I am learning to do Metatranscriptomics analysis without paired MGX. I read the paper on comparing DE methods (Statistical approaches for differential expression analysis in metatranscriptomics - PMC) and found it super helpful in terms of the steps necessary for a robust statistical comparison - seems like M3 is the way to go for my analysis. I ran my samples through HUMANn4 to get my gene family outputs (KO, GO, and Level4ECs). However, I’m not entirely sure how to get each

…species’ total RNA contributions as a model covariate.

from the HUMANn output. Would it just be # features from species A / # all features?

I read through the MTX model 3 tutorial on github but it uses DNA copy number / abundances to adjust the data - no mention on MTX data alone without MGX.. other than running MaAsLin3 on raw RNA abundances (which I don’t think is the same as M3 from the paper?).

Thanks!

Hi,

Model 3 means that you need both the metatranscriptomics scaled within each species (which you have) as well as a way of estimating the taxonomic abundance from the RNA (via a uniformly expressed housekeeper gene or something). I’m not sure if you have the second based on what you’ve described. In MaAsLin 3, you would then use the feature_specific_covariate field with the taxa table from maaslin3::preprocess_taxa_mtx - let me know if the examples in ?preprocess_taxa_mtx aren’t informative enough.

Will

Thanks for your reply Will. My pipeline was first QC (using Kneaddata) then metaphlan4 then HUMANn4 (which I used the output of metaphlan for). As such, my taxonomic abundance would’ve been estimated by metaphlan? If I don’t have a uniformly expressed housekeeper gene spiked in, is there any way to use model 3 still?
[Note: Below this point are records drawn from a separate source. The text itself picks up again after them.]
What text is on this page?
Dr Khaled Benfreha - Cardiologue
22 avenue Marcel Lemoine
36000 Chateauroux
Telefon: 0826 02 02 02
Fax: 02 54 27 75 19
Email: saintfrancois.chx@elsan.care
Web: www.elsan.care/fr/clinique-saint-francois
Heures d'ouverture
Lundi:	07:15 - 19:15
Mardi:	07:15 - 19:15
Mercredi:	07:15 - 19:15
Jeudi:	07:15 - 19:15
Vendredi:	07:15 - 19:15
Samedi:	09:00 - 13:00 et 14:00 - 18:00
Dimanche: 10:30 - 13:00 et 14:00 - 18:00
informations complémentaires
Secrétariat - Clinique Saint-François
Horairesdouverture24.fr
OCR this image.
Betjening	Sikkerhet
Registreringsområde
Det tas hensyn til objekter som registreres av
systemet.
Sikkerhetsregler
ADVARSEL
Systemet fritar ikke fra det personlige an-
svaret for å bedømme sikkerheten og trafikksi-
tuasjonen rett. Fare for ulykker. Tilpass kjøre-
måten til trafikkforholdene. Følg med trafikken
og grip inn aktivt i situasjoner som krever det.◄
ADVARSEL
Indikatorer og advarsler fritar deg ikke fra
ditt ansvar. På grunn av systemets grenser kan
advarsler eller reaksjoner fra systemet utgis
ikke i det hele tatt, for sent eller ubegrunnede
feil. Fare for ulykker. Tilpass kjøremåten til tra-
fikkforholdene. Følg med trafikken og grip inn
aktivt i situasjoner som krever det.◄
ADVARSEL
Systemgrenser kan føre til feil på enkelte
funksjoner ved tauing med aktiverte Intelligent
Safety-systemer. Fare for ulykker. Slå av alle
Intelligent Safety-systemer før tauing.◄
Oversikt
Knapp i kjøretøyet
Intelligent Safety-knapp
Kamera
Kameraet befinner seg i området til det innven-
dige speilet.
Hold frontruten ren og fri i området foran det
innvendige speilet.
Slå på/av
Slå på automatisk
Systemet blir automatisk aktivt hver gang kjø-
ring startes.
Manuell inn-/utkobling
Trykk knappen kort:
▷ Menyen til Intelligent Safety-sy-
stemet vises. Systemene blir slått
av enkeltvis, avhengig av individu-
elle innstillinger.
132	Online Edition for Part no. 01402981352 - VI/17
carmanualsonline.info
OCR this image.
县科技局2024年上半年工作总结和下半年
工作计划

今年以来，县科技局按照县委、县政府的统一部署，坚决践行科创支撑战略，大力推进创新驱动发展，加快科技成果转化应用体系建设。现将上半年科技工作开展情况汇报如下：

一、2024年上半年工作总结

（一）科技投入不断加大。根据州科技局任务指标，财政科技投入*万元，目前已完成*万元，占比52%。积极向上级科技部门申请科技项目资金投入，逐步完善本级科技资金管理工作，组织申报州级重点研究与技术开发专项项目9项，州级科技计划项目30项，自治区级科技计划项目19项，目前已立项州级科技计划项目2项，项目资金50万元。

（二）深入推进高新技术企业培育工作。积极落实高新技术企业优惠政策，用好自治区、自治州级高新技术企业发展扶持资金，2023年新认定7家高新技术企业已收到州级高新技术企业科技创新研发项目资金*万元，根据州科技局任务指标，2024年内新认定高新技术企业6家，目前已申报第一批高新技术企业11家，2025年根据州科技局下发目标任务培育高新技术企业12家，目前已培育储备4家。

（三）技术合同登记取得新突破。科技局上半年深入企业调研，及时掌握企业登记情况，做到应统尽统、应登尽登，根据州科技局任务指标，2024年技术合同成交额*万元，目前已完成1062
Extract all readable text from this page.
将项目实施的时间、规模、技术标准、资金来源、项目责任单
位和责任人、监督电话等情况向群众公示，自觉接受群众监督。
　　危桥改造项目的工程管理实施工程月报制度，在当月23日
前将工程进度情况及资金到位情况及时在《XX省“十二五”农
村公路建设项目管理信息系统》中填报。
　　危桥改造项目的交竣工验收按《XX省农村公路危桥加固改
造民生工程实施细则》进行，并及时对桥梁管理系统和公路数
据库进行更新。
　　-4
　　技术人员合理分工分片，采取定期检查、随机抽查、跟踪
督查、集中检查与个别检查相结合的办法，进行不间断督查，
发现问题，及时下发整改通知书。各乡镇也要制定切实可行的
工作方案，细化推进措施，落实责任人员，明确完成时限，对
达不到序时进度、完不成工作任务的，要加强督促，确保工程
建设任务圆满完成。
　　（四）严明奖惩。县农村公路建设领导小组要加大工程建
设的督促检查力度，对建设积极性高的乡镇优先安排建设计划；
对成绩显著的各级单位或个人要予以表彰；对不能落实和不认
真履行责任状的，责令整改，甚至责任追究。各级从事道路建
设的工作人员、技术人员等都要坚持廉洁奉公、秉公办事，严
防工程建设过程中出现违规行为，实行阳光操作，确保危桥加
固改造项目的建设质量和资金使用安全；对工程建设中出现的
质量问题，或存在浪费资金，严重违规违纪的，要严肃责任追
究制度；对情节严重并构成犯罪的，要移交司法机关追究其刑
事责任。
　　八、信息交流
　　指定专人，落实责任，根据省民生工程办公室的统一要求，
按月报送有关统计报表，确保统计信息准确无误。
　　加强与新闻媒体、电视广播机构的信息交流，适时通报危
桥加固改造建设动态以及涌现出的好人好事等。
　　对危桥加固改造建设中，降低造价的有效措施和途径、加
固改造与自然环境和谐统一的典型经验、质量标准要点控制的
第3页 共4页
Sorry, is that to say you put the RNA sequencing through MetaPhlAn?

Correct. I ran metaphlan4 separately because if I remember correctly, HUMANn4 invokes an outdated version of metaphlan/chocophlan. So instead, I ran metaphlan4 separately and then passed those output files into humann4 using the --taxonomic_profiles flag.

Hmm, I’m not quite sure what to make of MPA4 on RNA sequencing - the normalization steps of MPA4 that allow you to go from read alignments to average coverage make pretty strong assumptions about any location on the genome being equally likely to be sequenced. This is quite different from RNA sequencing where you’d pick up really heavy “coverage” of highly expressed genes. If you can identify some housekeeper genes that are similarly expressed across most taxa but have enough sequencing variation to distinguish the taxa, I think that’s your best bet for estimating taxonomic abundance from the RNA sequencing data.